Denver took his hand out of the InSinkErator and triumphantly held up his cereal spoon. ‘Did I scare you?’ he grinned.
‘No. You just annoyed me.’
‘Oh, well. At least I got some reaction out of you, yeah?’
It was raining hard as Grace drove down to the Murdstone Rest Home, and her windshield wipers flapped hysterically from side to side. A school bus had collided with a glazier’s van on the City Avenue on-ramp, and there was a tailback of more than a mile. As she passed the scene of the accident, Grace had to drive at less than five miles an hour over twenty yards of crunching glass, while the children in the school bus stared at her mournfully.
The rain and the broken glass and the pale children’s faces gave her a strange feeling of disquiet, as if she had fallen asleep and woken up in one of those disturbing Japanese movies like The Ring.
She reached Millbourne just after nine thirty a.m. and turned into Glencoe Road. As she parked outside the rest home, she heard a collision of thunder, somewhere off to the north-west. She tugged her mini-umbrella out from underneath the passenger seat, and struggled to put it up. Three of its spokes were broken, so that it looked like a wounded crow.
She hurried across the parking lot. The Murdstone Rest Home was a sprawling collection of depressing buildings, some dating from the 1920s, and others from the mid-1960s, when prefabricated concrete was in fashion. The main building was a mock-medieval castle, with a formstone fascia and a grandiose pillared porch. On the crest of the porch sat a concrete gargoyle, its head and its shoulders darkened with rain.

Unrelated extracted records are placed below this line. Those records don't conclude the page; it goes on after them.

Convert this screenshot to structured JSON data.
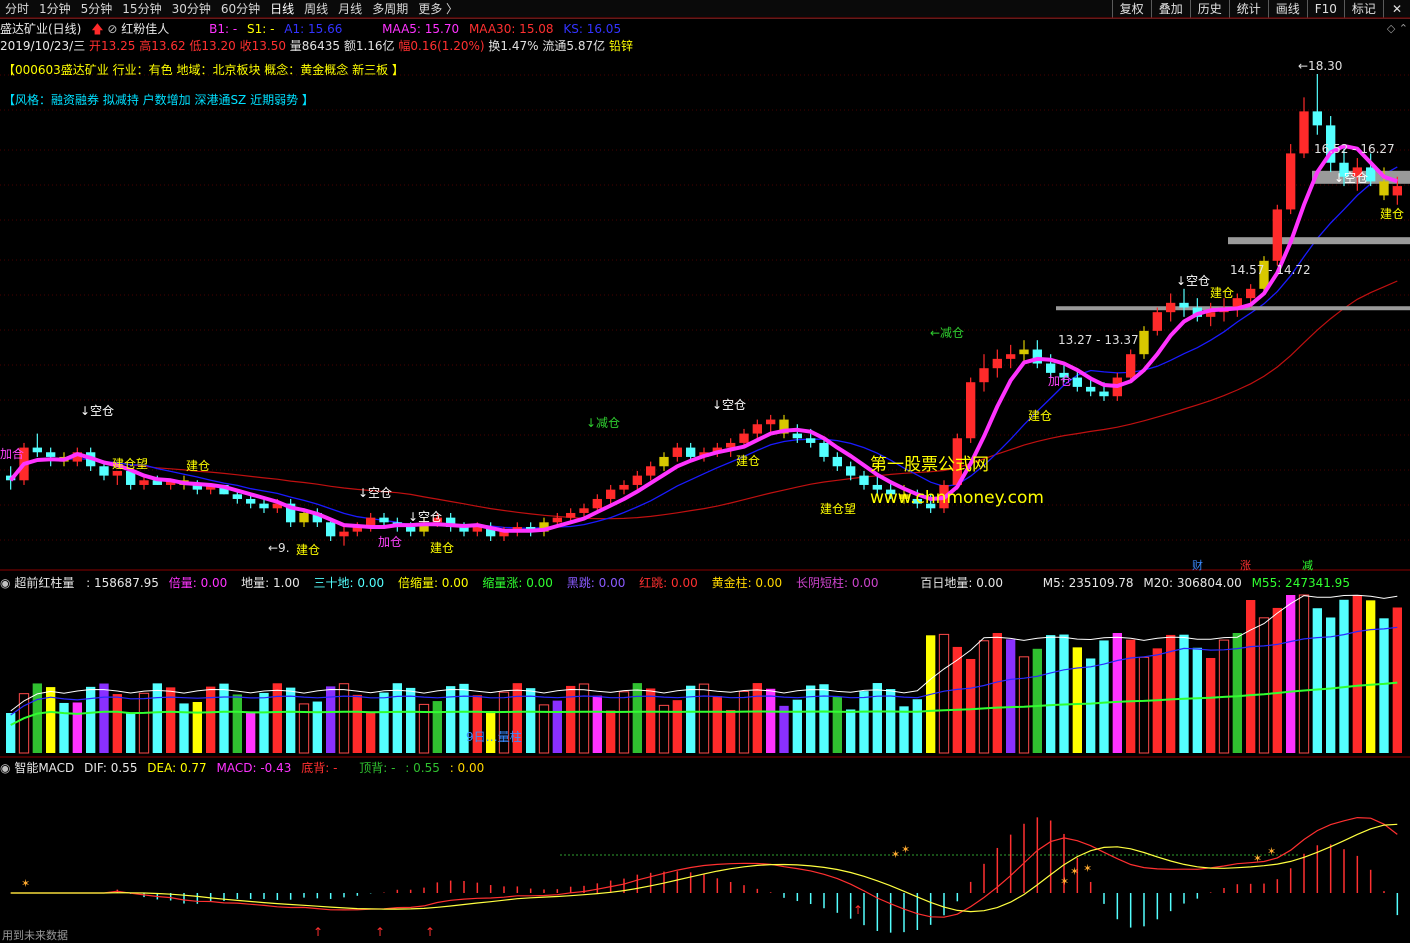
{
  "tabs": [
    "分时",
    "1分钟",
    "5分钟",
    "15分钟",
    "30分钟",
    "60分钟",
    "日线",
    "周线",
    "月线",
    "多周期",
    "更多 〉"
  ],
  "active_tab": "日线",
  "right_buttons": [
    "复权",
    "叠加",
    "历史",
    "统计",
    "画线",
    "F10",
    "标记"
  ],
  "stock": {
    "name_period": "盛达矿业(日线)",
    "indicator_name": "红粉佳人",
    "b1": "B1: -",
    "s1": "S1: -",
    "a1": "A1: 15.66",
    "maa5": "MAA5: 15.70",
    "maa30": "MAA30: 15.08",
    "ks": "KS: 16.05",
    "date": "2019/10/23/三",
    "open": "开13.25",
    "high": "高13.62",
    "low": "低13.20",
    "close": "收13.50",
    "volume": "量86435",
    "amount": "额1.16亿",
    "change": "幅0.16(1.20%)",
    "turnover": "换1.47%",
    "float_cap": "流通5.87亿",
    "sector_metal": "铅锌"
  },
  "tag1": "【000603盛达矿业 行业：有色 地域：北京板块 概念：黄金概念 新三板 】",
  "tag2": "【风格：融资融券 拟减持 户数增加 深港通SZ 近期弱势 】",
  "price_labels": [
    "18.30",
    "16.52 - 16.27",
    "14.57 - 14.72",
    "13.27 - 13.37",
    "9.",
    "建仓",
    "空仓",
    "加仓",
    "减仓",
    "建仓望",
    "加合"
  ],
  "watermark": {
    "cn": "第一股票公式网",
    "url": "www.chnmoney.com"
  },
  "event_badges": [
    "财",
    "涨",
    "减"
  ],
  "vol_indicator": {
    "title": "超前红柱量",
    "value": ": 158687.95",
    "beiliang": "倍量: 0.00",
    "diliang": "地量: 1.00",
    "sanshidi": "三十地: 0.00",
    "beisuoliang": "倍缩量: 0.00",
    "suoliangzhang": "缩量涨: 0.00",
    "heitiao": "黑跳: 0.00",
    "hongtiao": "红跳: 0.00",
    "huangjinzhu": "黄金柱: 0.00",
    "changyinduanzhu": "长阴短柱: 0.00",
    "bairidiliang": "百日地量: 0.00",
    "m5": "M5: 235109.78",
    "m20": "M20: 306804.00",
    "m55": "M55: 247341.95",
    "mark": "9日…量柱"
  },
  "macd": {
    "title": "智能MACD",
    "dif": "DIF: 0.55",
    "dea": "DEA: 0.77",
    "macd": "MACD: -0.43",
    "dibei": "底背: -",
    "dingbei": "顶背: -",
    "x1": ": 0.55",
    "x2": ": 0.00"
  },
  "footer_text": "用到未来数据",
  "colors": {
    "up": "#ff2a2a",
    "down": "#54ffff",
    "pink": "#ff33ff",
    "ma_blue": "#1a1aff",
    "ma_red": "#c01010",
    "yellow": "#d8c800"
  },
  "chart_data": {
    "type": "candlestick",
    "candles_ohlc": [
      [
        9.7,
        9.9,
        9.4,
        9.6
      ],
      [
        9.6,
        10.4,
        9.5,
        10.3
      ],
      [
        10.3,
        10.6,
        10.1,
        10.2
      ],
      [
        10.2,
        10.3,
        9.9,
        10.1
      ],
      [
        10.1,
        10.2,
        9.9,
        10.0
      ],
      [
        10.0,
        10.3,
        9.9,
        10.2
      ],
      [
        10.2,
        10.3,
        9.8,
        9.9
      ],
      [
        9.9,
        10.0,
        9.6,
        9.7
      ],
      [
        9.7,
        9.8,
        9.5,
        9.8
      ],
      [
        9.8,
        9.8,
        9.4,
        9.5
      ],
      [
        9.5,
        9.7,
        9.4,
        9.6
      ],
      [
        9.6,
        9.7,
        9.5,
        9.5
      ],
      [
        9.5,
        9.6,
        9.4,
        9.6
      ],
      [
        9.6,
        9.7,
        9.4,
        9.5
      ],
      [
        9.5,
        9.6,
        9.3,
        9.4
      ],
      [
        9.4,
        9.5,
        9.3,
        9.5
      ],
      [
        9.5,
        9.5,
        9.3,
        9.3
      ],
      [
        9.3,
        9.4,
        9.1,
        9.2
      ],
      [
        9.2,
        9.3,
        9.0,
        9.1
      ],
      [
        9.1,
        9.2,
        8.9,
        9.0
      ],
      [
        9.0,
        9.2,
        8.9,
        9.1
      ],
      [
        9.1,
        9.2,
        8.6,
        8.7
      ],
      [
        8.7,
        9.0,
        8.6,
        8.9
      ],
      [
        8.9,
        9.0,
        8.6,
        8.7
      ],
      [
        8.7,
        8.8,
        8.3,
        8.4
      ],
      [
        8.4,
        8.6,
        8.2,
        8.5
      ],
      [
        8.5,
        8.7,
        8.4,
        8.6
      ],
      [
        8.6,
        8.9,
        8.5,
        8.8
      ],
      [
        8.8,
        8.9,
        8.6,
        8.7
      ],
      [
        8.7,
        8.8,
        8.5,
        8.6
      ],
      [
        8.6,
        8.7,
        8.4,
        8.5
      ],
      [
        8.5,
        8.8,
        8.4,
        8.7
      ],
      [
        8.7,
        8.9,
        8.6,
        8.8
      ],
      [
        8.8,
        8.9,
        8.5,
        8.6
      ],
      [
        8.6,
        8.7,
        8.4,
        8.5
      ],
      [
        8.5,
        8.7,
        8.4,
        8.6
      ],
      [
        8.6,
        8.7,
        8.3,
        8.4
      ],
      [
        8.4,
        8.6,
        8.3,
        8.5
      ],
      [
        8.5,
        8.7,
        8.4,
        8.6
      ],
      [
        8.6,
        8.7,
        8.4,
        8.5
      ],
      [
        8.5,
        8.8,
        8.4,
        8.7
      ],
      [
        8.7,
        8.9,
        8.6,
        8.8
      ],
      [
        8.8,
        9.0,
        8.7,
        8.9
      ],
      [
        8.9,
        9.1,
        8.8,
        9.0
      ],
      [
        9.0,
        9.3,
        8.9,
        9.2
      ],
      [
        9.2,
        9.5,
        9.1,
        9.4
      ],
      [
        9.4,
        9.6,
        9.3,
        9.5
      ],
      [
        9.5,
        9.8,
        9.4,
        9.7
      ],
      [
        9.7,
        10.0,
        9.6,
        9.9
      ],
      [
        9.9,
        10.2,
        9.8,
        10.1
      ],
      [
        10.1,
        10.4,
        10.0,
        10.3
      ],
      [
        10.3,
        10.4,
        10.0,
        10.1
      ],
      [
        10.1,
        10.3,
        10.0,
        10.2
      ],
      [
        10.2,
        10.4,
        10.1,
        10.3
      ],
      [
        10.3,
        10.5,
        10.1,
        10.4
      ],
      [
        10.4,
        10.7,
        10.3,
        10.6
      ],
      [
        10.6,
        10.9,
        10.5,
        10.8
      ],
      [
        10.8,
        11.0,
        10.6,
        10.9
      ],
      [
        10.9,
        11.0,
        10.5,
        10.6
      ],
      [
        10.6,
        10.8,
        10.4,
        10.5
      ],
      [
        10.5,
        10.7,
        10.3,
        10.4
      ],
      [
        10.4,
        10.5,
        10.0,
        10.1
      ],
      [
        10.1,
        10.2,
        9.8,
        9.9
      ],
      [
        9.9,
        10.0,
        9.6,
        9.7
      ],
      [
        9.7,
        9.8,
        9.4,
        9.5
      ],
      [
        9.5,
        9.7,
        9.3,
        9.4
      ],
      [
        9.4,
        9.6,
        9.2,
        9.3
      ],
      [
        9.3,
        9.5,
        9.1,
        9.2
      ],
      [
        9.2,
        9.4,
        9.0,
        9.1
      ],
      [
        9.1,
        9.3,
        8.9,
        9.0
      ],
      [
        9.0,
        9.6,
        8.9,
        9.5
      ],
      [
        9.5,
        10.6,
        9.4,
        10.5
      ],
      [
        10.5,
        11.8,
        10.4,
        11.7
      ],
      [
        11.7,
        12.3,
        11.5,
        12.0
      ],
      [
        12.0,
        12.4,
        11.8,
        12.2
      ],
      [
        12.2,
        12.5,
        12.0,
        12.3
      ],
      [
        12.3,
        12.6,
        12.1,
        12.4
      ],
      [
        12.4,
        12.6,
        12.0,
        12.1
      ],
      [
        12.1,
        12.3,
        11.8,
        11.9
      ],
      [
        11.9,
        12.1,
        11.7,
        11.8
      ],
      [
        11.8,
        12.0,
        11.5,
        11.6
      ],
      [
        11.6,
        11.8,
        11.4,
        11.5
      ],
      [
        11.5,
        11.7,
        11.3,
        11.4
      ],
      [
        11.4,
        11.9,
        11.3,
        11.8
      ],
      [
        11.8,
        12.4,
        11.7,
        12.3
      ],
      [
        12.3,
        12.9,
        12.2,
        12.8
      ],
      [
        12.8,
        13.3,
        12.7,
        13.2
      ],
      [
        13.2,
        13.6,
        13.0,
        13.4
      ],
      [
        13.4,
        13.7,
        13.1,
        13.3
      ],
      [
        13.3,
        13.5,
        13.0,
        13.1
      ],
      [
        13.1,
        13.4,
        12.9,
        13.2
      ],
      [
        13.2,
        13.5,
        13.0,
        13.3
      ],
      [
        13.3,
        13.6,
        13.1,
        13.5
      ],
      [
        13.5,
        13.8,
        13.3,
        13.7
      ],
      [
        13.7,
        14.4,
        13.6,
        14.3
      ],
      [
        14.3,
        15.5,
        14.2,
        15.4
      ],
      [
        15.4,
        16.8,
        15.3,
        16.6
      ],
      [
        16.6,
        17.8,
        16.5,
        17.5
      ],
      [
        17.5,
        18.3,
        17.0,
        17.2
      ],
      [
        17.2,
        17.4,
        16.2,
        16.4
      ],
      [
        16.4,
        16.7,
        15.9,
        16.1
      ],
      [
        16.1,
        16.5,
        15.8,
        16.3
      ],
      [
        16.3,
        16.6,
        15.9,
        16.0
      ],
      [
        16.0,
        16.3,
        15.6,
        15.7
      ],
      [
        15.7,
        16.1,
        15.5,
        15.9
      ]
    ],
    "annotated_levels": {
      "high": 18.3,
      "zone1": [
        16.27,
        16.52
      ],
      "zone2": [
        14.57,
        14.72
      ],
      "zone3": [
        13.27,
        13.37
      ]
    }
  }
}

The gargoyle was holding its chin in both hands and staring down at whoever entered the rest home with undisguised amusement, as if it knew that they would only ever leave here in a casket.
Grace entered the swing doors at the front of the building and was immediately met by Sister Bennett and two Korean carers. Sister Bennett was a large woman, thirty-fiveish, with a florid face and fraying red hair. She had a glassy blue squint, as if she had recently had her eyes replaced at a dolls’ hospital. One of the Korean carers was very beautiful, in a flat-faced, impenetrable way, while the other was squat and ugly but always smiling and nodding. All three of them wore purple-striped blouses and black skirts and rubbery black shoes.